Yesterday the governor of the Reserve Bank, Philip Lowe, finally made clear what has been apparent for months — the chances of an interest rate rise have significantly diminished and the chances of a cut are increasing. He says they’re now evenly balanced.
Until yesterday, the RBA had been saying the next move in rates would most likely be up. First markets expected a rise last year; then in 2019, then 2020. Now if there are any sustained signs of weakness, the bank will cut rates again. The key statistic will be jobs. At the moment, jobs growth is running at 2.3% (a little above the long-term average of 2%), and the unemployment rate is 5%. A sustained rise in the latter and fall in the former will trigger a rate cut.
The possibility of a rate cut will come as a surprise to the readers of The Australian Financial Review, which has been campaigning for interest rate rises. Today the AFR doubled down and described the bank’s “retreat” as “worrying”.
We know they have difficulty accepting reality there: yesterday the AFR editorialised that the banking royal commission — against which the paper campaigned at length — had only uncovered misconduct that was “largely historic”. As Hayne’s final report noted on the fees-for-no-service scandal, “even as late as November 2018 (when NAB’s Chair and CEO were to give evidence to the Commission) NAB had not agreed with ASIC what NAB would do in relation to the customers of its aligned licensees”. Historic, huh?
Central to the RBA’s revised thinking is the persistent underperformance of inflation. In his post-meeting statement on Tuesday and his speech yesterday, Lowe predicted that inflation would only slowly rise into the RBA’s target band (2-3%):
“Underlying inflation is now expected to increase to about 2 per cent later this year and to reach 2¼ per cent by the end of 2020. The latest CPI data were consistent with this outlook. The headline CPI number was, however, a bit lower than we had previously expected, reflecting the decline in petrol prices that started late last year. We expect headline inflation to decline further this year …”
This stubborn refusal of inflation to rise above 2% is a key reason why the AFR wants to move the goalposts and lower or abandon the RBA’s target band. It’s the ultimate neoliberal con-job: having claimed for decades that inflation is the monster that must be slain and that workers must accept lower wages in order to engineer it, neoliberals now insist historically low inflation isn’t low enough and workers and small businesses must face punitive interest rate rises for their sins.
On wages, Lowe has retreated from his previous readiness to accept there is something wrong with the traditional link between jobs growth and wage rises. Instead, everything will be fine. “For some time, we have been expecting wages growth to pick up, but to do so gradually. The latest data are consistent with this, with a turning point now evident in the wage price index.”

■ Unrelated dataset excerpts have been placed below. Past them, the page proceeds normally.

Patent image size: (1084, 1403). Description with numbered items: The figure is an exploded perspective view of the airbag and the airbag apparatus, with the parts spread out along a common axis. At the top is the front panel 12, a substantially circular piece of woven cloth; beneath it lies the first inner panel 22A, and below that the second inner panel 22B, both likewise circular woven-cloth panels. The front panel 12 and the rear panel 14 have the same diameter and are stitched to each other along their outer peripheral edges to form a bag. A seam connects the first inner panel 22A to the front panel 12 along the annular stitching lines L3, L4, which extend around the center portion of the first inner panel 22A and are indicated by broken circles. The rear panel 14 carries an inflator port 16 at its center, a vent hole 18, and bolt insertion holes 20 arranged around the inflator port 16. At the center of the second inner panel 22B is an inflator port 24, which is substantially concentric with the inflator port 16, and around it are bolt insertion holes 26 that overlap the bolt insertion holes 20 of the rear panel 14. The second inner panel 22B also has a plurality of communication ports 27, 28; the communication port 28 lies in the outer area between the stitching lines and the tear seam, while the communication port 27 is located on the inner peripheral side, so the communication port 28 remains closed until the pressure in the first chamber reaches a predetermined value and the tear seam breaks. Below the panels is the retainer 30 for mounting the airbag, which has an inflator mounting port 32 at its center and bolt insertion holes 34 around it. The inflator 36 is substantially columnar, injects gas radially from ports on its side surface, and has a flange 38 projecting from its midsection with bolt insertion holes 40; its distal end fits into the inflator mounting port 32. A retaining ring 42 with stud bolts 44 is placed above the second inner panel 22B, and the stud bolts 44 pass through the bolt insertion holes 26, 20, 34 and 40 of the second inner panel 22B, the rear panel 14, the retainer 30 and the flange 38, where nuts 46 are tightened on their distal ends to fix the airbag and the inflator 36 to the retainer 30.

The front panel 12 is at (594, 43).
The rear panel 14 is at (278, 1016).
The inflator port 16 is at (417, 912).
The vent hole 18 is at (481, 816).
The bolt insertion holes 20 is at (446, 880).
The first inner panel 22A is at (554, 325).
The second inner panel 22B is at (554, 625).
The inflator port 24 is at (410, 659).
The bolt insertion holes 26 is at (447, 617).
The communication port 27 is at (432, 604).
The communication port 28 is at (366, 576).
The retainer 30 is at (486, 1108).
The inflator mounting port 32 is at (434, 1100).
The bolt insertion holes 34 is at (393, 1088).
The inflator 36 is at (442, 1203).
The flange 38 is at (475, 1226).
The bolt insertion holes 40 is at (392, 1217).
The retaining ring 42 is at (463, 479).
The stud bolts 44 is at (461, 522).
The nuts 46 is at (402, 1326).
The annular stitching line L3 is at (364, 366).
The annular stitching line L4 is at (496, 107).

But the only reasons wages growth has “picked up” is that public sector workers and healthcare workers have been enjoying moderate wage rises, and the Fair Work Commission has bumped up minimum wages. Wage growth for many private sector workers remains at or below inflation, reducing household consumption, harming sectors like retail, and undermining economic growth.
Another worry is dwelling investment — the RBA estimates it will fall 10% over the next two and a half years as property prices moderate. To accommodate that, there will have to be continuing government spending on infrastructure and a rebound in business investment. Here there are grounds for optimism: business lending is growing faster than residential lending, and mining investment will start rising, driven by mine expansions and discoveries in WA, SA, NSW and Queensland. Our trade account produced a record all-time surplus of more than $22 billion in 2018 and the RBA’s commodity price index (a rough proxy for our terms of trade) rose to a level in January last seen in May 2012.
Further, the latest mine disaster in Brazil has already pushed up iron ore prices by 14% in the past week; they are up close to 30% since the current recovery started in late November. The 2018-19 budget estimates iron ore prices will average US$55 a tonne — they are currently above US$85 a tonne and have been well above the budget figure for all of the financial year. LNG and coal prices remain elevated, too.
Great news for resource companies and the government, which will have a nice windfall to spend in its election campaign. Workers might have to make do with electoral bribes rather than decent wage rises.